When we launched Impact Loans England, we set ourselves the target of making 60 loans of under £150k to social businesses and charities. Two years on and we’ve deployed all available funding. We’ve made over £6 million in loans to 104 organisations – that’s a deal a week. It’s been a real success. So much so, that the Growth Fund Joint Investment Committee has agreed to invest a further £3.9 million to extend the Fund.
As we enter our third year, I’d like to share some of our learnings to date:
1. There is unmet demand for repayable finance in the social sector.
I thought it would take three years to deploy 60 loans. Instead, we did a deal a week.
The limiting factors to making investments has been the size of our funding pot and staff numbers – not demand for investment.
2. Social funders should be open to as wide a range of applicants as possible.
Most social investors focus on niche markets or sector themes. This approach fails to meet demand for finance from the wider social sector as it arises.
We’ve learnt not to implement artificial Fund criteria. These narrow investment options and lead to bad investment decisions (or worse, no investments being made).
We keep it simple: will the funding do good and will we be repaid?
3. There are cultural and social barriers to those seeking finance.
Barriers to accessing finance work on many levels – geography, language, process, experience, education and prejudice.
We had to change our approach to broaden the diversity of our portfolio. As a consequence, we have made more loans than ever before to enterprises that are working class-led, women-led, BME-led and / or raising finance for the first time.
To do this, we have taken more risk. Not every investable proposition looks like something done before.
To make our process accessible, we have refocused credit decisions towards an assessment of people and skills, and focused less on business plans and financial forecasts.
4. Borrowers are customers.
Social investors tend to treat loan applicants as if they have applied for a grant. This is reflected in attitude, relationships and lengthy application processes.

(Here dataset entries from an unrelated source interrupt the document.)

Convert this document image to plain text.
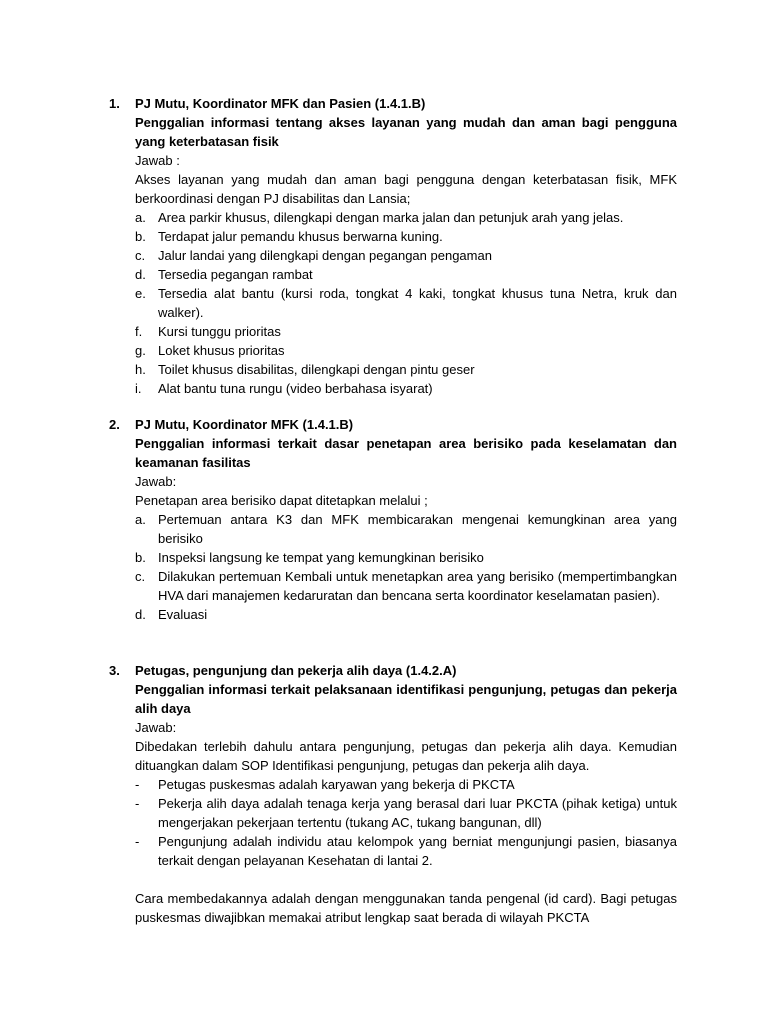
1.	PJ Mutu, Koordinator MFK dan Pasien (1.4.1.B)
Penggalian informasi tentang akses layanan yang mudah dan aman bagi pengguna yang keterbatasan fisik
Jawab :
Akses layanan yang mudah dan aman bagi pengguna dengan keterbatasan fisik, MFK berkoordinasi dengan PJ disabilitas dan Lansia;
a. Area parkir khusus, dilengkapi dengan marka jalan dan petunjuk arah yang jelas.
b. Terdapat jalur pemandu khusus berwarna kuning.
c. Jalur landai yang dilengkapi dengan pegangan pengaman
d. Tersedia pegangan rambat
e. Tersedia alat bantu (kursi roda, tongkat 4 kaki, tongkat khusus tuna Netra, kruk dan walker).
f. Kursi tunggu prioritas
g. Loket khusus prioritas
h. Toilet khusus disabilitas, dilengkapi dengan pintu geser
i. Alat bantu tuna rungu (video berbahasa isyarat)
2.	PJ Mutu, Koordinator MFK (1.4.1.B)
Penggalian informasi terkait dasar penetapan area berisiko pada keselamatan dan keamanan fasilitas
Jawab:
Penetapan area berisiko dapat ditetapkan melalui ;
a. Pertemuan antara K3 dan MFK membicarakan mengenai kemungkinan area yang berisiko
b. Inspeksi langsung ke tempat yang kemungkinan berisiko
c. Dilakukan pertemuan Kembali untuk menetapkan area yang berisiko (mempertimbangkan HVA dari manajemen kedaruratan dan bencana serta koordinator keselamatan pasien).
d. Evaluasi
3.	Petugas, pengunjung dan pekerja alih daya (1.4.2.A)
Penggalian informasi terkait pelaksanaan identifikasi pengunjung, petugas dan pekerja alih daya
Jawab:
Dibedakan terlebih dahulu antara pengunjung, petugas dan pekerja alih daya. Kemudian dituangkan dalam SOP Identifikasi pengunjung, petugas dan pekerja alih daya.
- Petugas puskesmas adalah karyawan yang bekerja di PKCTA
- Pekerja alih daya adalah tenaga kerja yang berasal dari luar PKCTA (pihak ketiga) untuk mengerjakan pekerjaan tertentu (tukang AC, tukang bangunan, dll)
- Pengunjung adalah individu atau kelompok yang berniat mengunjungi pasien, biasanya terkait dengan pelayanan Kesehatan di lantai 2.
Cara membedakannya adalah dengan menggunakan tanda pengenal (id card). Bagi petugas puskesmas diwajibkan memakai atribut lengkap saat berada di wilayah PKCTA
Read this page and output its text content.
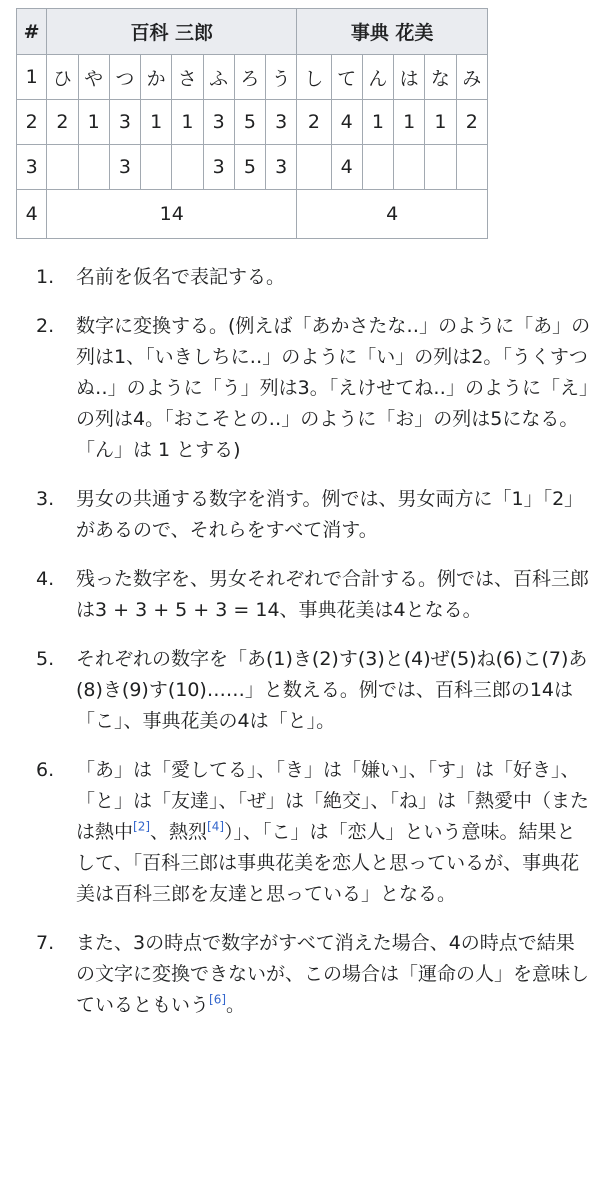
#	百科 三郎								事典 花美					
1	ひ	や	つ	か	さ	ふ	ろ	う	し	て	ん	は	な	み
2	2	1	3	1	1	3	5	3	2	4	1	1	1	2
3			3			3	5	3		4				
4	14								4					
1. 名前を仮名で表記する。
2. 数字に変換する。(例えば「あかさたな‥」のように「あ」の列は1、「いきしちに‥」のように「い」の列は2。「うくすつぬ‥」のように「う」列は3。「えけせてね‥」のように「え」の列は4。「おこそとの‥」のように「お」の列は5になる。「ん」は 1 とする)
3. 男女の共通する数字を消す。例では、男女両方に「1」「2」があるので、それらをすべて消す。
4. 残った数字を、男女それぞれで合計する。例では、百科三郎は3 + 3 + 5 + 3 = 14、事典花美は4となる。
5. それぞれの数字を「あ(1)き(2)す(3)と(4)ぜ(5)ね(6)こ(7)あ(8)き(9)す(10)……」と数える。例では、百科三郎の14は「こ」、事典花美の4は「と」。
6. 「あ」は「愛してる」、「き」は「嫌い」、「す」は「好き」、「と」は「友達」、「ぜ」は「絶交」、「ね」は「熱愛中（または熱中[2]、熱烈[4]）」、「こ」は「恋人」という意味。結果として、「百科三郎は事典花美を恋人と思っているが、事典花美は百科三郎を友達と思っている」となる。
7. また、3の時点で数字がすべて消えた場合、4の時点で結果の文字に変換できないが、この場合は「運命の人」を意味しているともいう[6]。
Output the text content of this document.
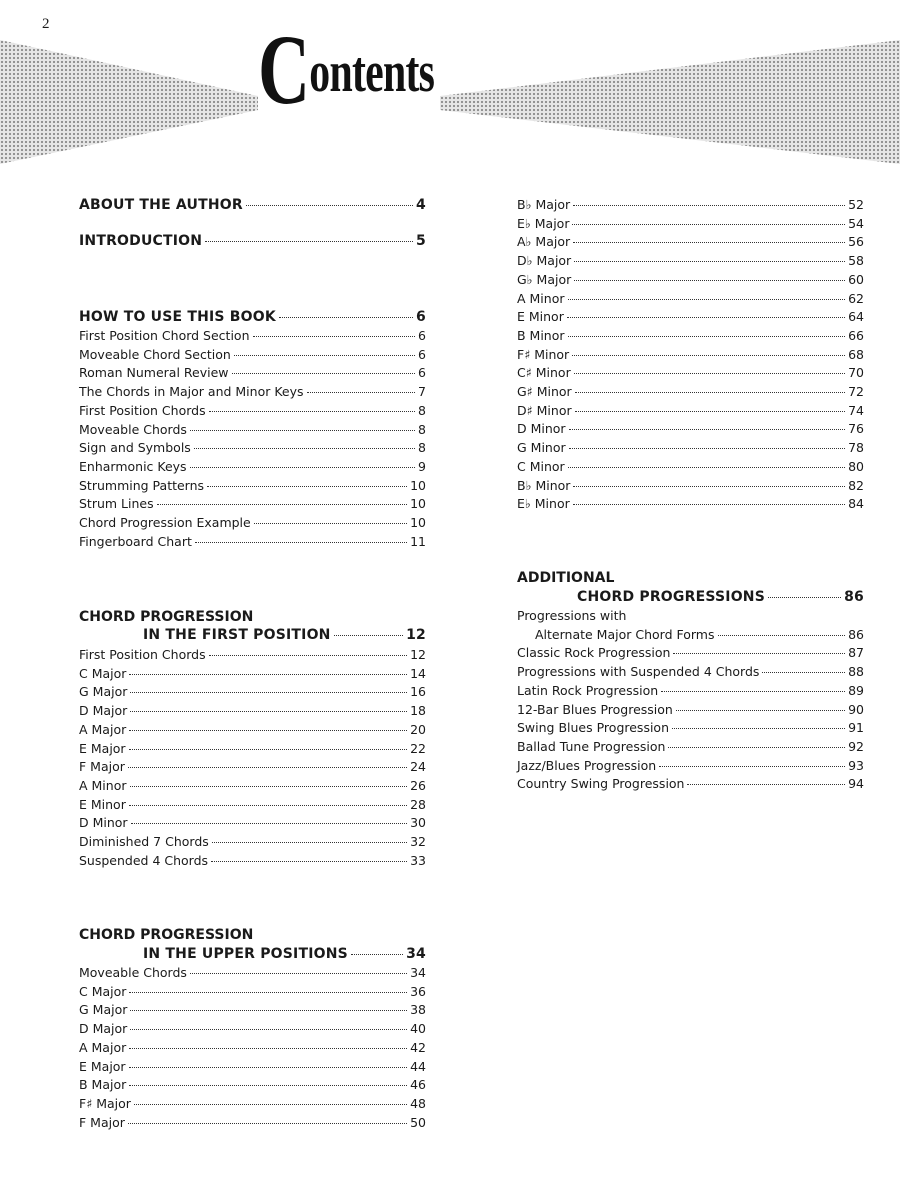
2 Contents
ABOUT THE AUTHOR	4
INTRODUCTION	5
HOW TO USE THIS BOOK	6
First Position Chord Section	6
Moveable Chord Section	6
Roman Numeral Review	6
The Chords in Major and Minor Keys	7
First Position Chords	8
Moveable Chords	8
Sign and Symbols	8
Enharmonic Keys	9
Strumming Patterns	10
Strum Lines	10
Chord Progression Example	10
Fingerboard Chart	11
CHORD PROGRESSION
IN THE FIRST POSITION	12
First Position Chords	12
C Major	14
G Major	16
D Major	18
A Major	20
E Major	22
F Major	24
A Minor	26
E Minor	28
D Minor	30
Diminished 7 Chords	32
Suspended 4 Chords	33
CHORD PROGRESSION
IN THE UPPER POSITIONS	34
Moveable Chords	34
C Major	36
G Major	38
D Major	40
A Major	42
E Major	44
B Major	46
F♯ Major	48
F Major	50
B♭ Major	52
E♭ Major	54
A♭ Major	56
D♭ Major	58
G♭ Major	60
A Minor	62
E Minor	64
B Minor	66
F♯ Minor	68
C♯ Minor	70
G♯ Minor	72
D♯ Minor	74
D Minor	76
G Minor	78
C Minor	80
B♭ Minor	82
E♭ Minor	84
ADDITIONAL
CHORD PROGRESSIONS	86
Progressions with
Alternate Major Chord Forms	86
Classic Rock Progression	87
Progressions with Suspended 4 Chords	88
Latin Rock Progression	89
12-Bar Blues Progression	90
Swing Blues Progression	91
Ballad Tune Progression	92
Jazz/Blues Progression	93
Country Swing Progression	94
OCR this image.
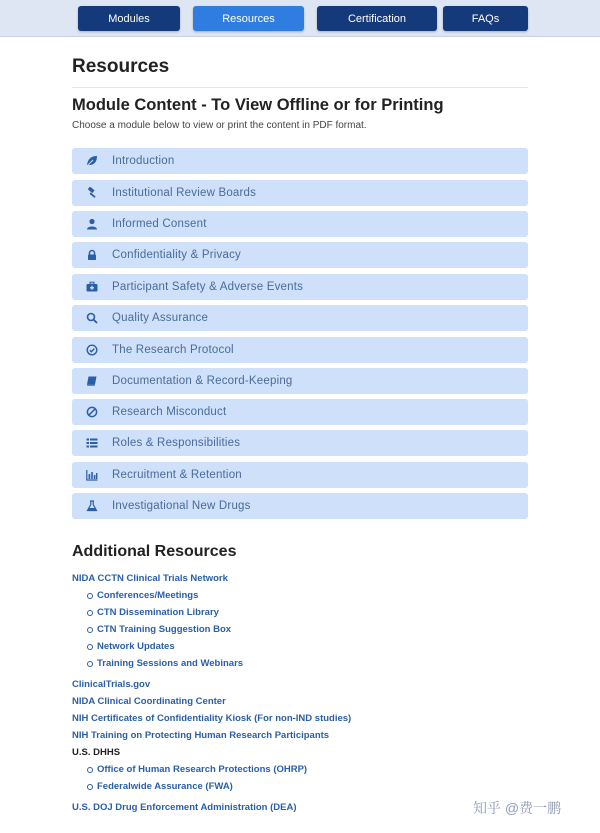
Modules	Resources	Certification	FAQs
Resources
Module Content - To View Offline or for Printing
Choose a module below to view or print the content in PDF format.
Introduction
Institutional Review Boards
Informed Consent
Confidentiality & Privacy
Participant Safety & Adverse Events
Quality Assurance
The Research Protocol
Documentation & Record-Keeping
Research Misconduct
Roles & Responsibilities
Recruitment & Retention
Investigational New Drugs
Additional Resources
NIDA CCTN Clinical Trials Network
Conferences/Meetings
CTN Dissemination Library
CTN Training Suggestion Box
Network Updates
Training Sessions and Webinars
ClinicalTrials.gov
NIDA Clinical Coordinating Center
NIH Certificates of Confidentiality Kiosk (For non-IND studies)
NIH Training on Protecting Human Research Participants
U.S. DHHS
Office of Human Research Protections (OHRP)
Federalwide Assurance (FWA)
U.S. DOJ Drug Enforcement Administration (DEA)	知乎 @费一鹏
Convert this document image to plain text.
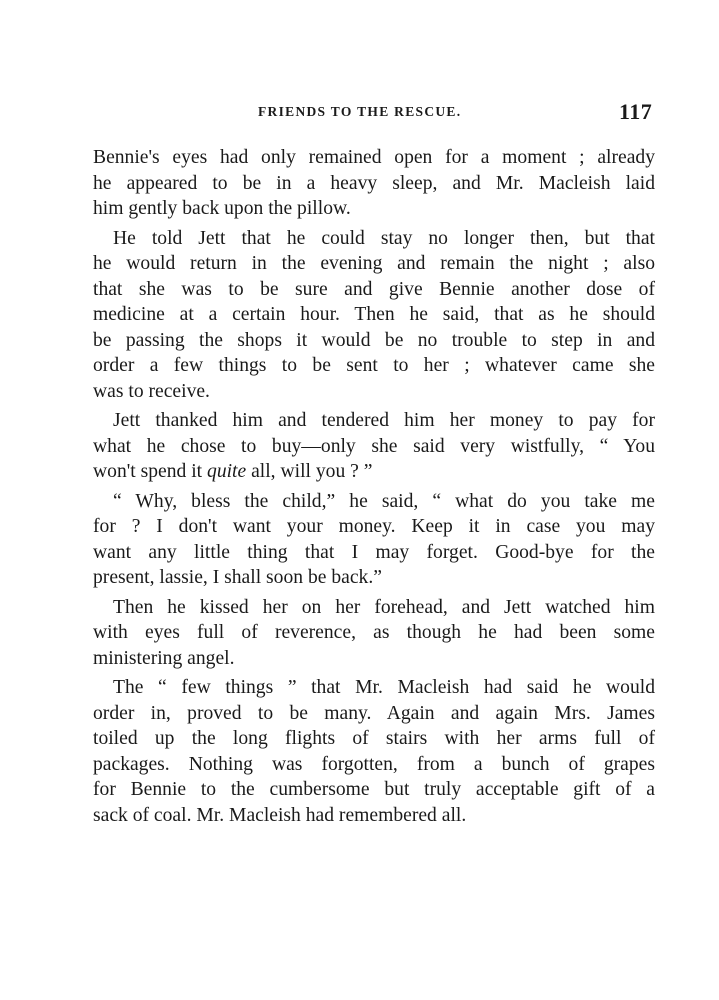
FRIENDS TO THE RESCUE.	117
Bennie's eyes had only remained open for a moment ; already
he appeared to be in a heavy sleep, and Mr. Macleish laid
him gently back upon the pillow.
He told Jett that he could stay no longer then, but that
he would return in the evening and remain the night ; also
that she was to be sure and give Bennie another dose of
medicine at a certain hour. Then he said, that as he should
be passing the shops it would be no trouble to step in and
order a few things to be sent to her ; whatever came she
was to receive.
Jett thanked him and tendered him her money to pay for
what he chose to buy—only she said very wistfully, “ You
won't spend it quite all, will you ? ”
“ Why, bless the child,” he said, “ what do you take me
for ? I don't want your money. Keep it in case you may
want any little thing that I may forget. Good-bye for the
present, lassie, I shall soon be back.”
Then he kissed her on her forehead, and Jett watched him
with eyes full of reverence, as though he had been some
ministering angel.
The “ few things ” that Mr. Macleish had said he would
order in, proved to be many. Again and again Mrs. James
toiled up the long flights of stairs with her arms full of
packages. Nothing was forgotten, from a bunch of grapes
for Bennie to the cumbersome but truly acceptable gift of a
sack of coal. Mr. Macleish had remembered all.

Borrowers pay interest and repay capital. They should be treated accordingly. For all parties, the application process is a good indicator of how you will be treated in the long run.
5. Good governance matters.
The highest risk loans are to enterprises that rely on a single individual and have no non-executive directors.
These are the type of enterprises in our portfolio that have failed.
A good Board with the right skills and attitude will add real value. It is imperative for small enterprises to have a non-executive director who is good with numbers and has keen interest in cash forecasting.
6. Social impact reporting should be proportionate and useful.
As a funder making small value loans, we need to think about better ways of measuring our impact.
Part of the issue is around the collection and integrity of data. None of our investees have an issue with measuring and monitoring social impact, but the challenge is around cost and the ability to do so. Costs become disproportionate as the size of investment decreases – this reinforces the sense that “social investment” is grant-like with similar reporting obligations.
7. It’s about your people.
Recruiting staff with knowledge of the sector and the right approach to social impact is important. Skills can be taught – attitude less so.
8. Being nice is good business.
We try to help our clients when we can. This means supporting investees to access grants or allowing flexibility on loan repayments without applying supplementary charges. When we can reduce interest rates, we do.
Our approach helps our clients to deliver their mission and, in turn, to repay us. This helps us raise further funds to invest in the social sector.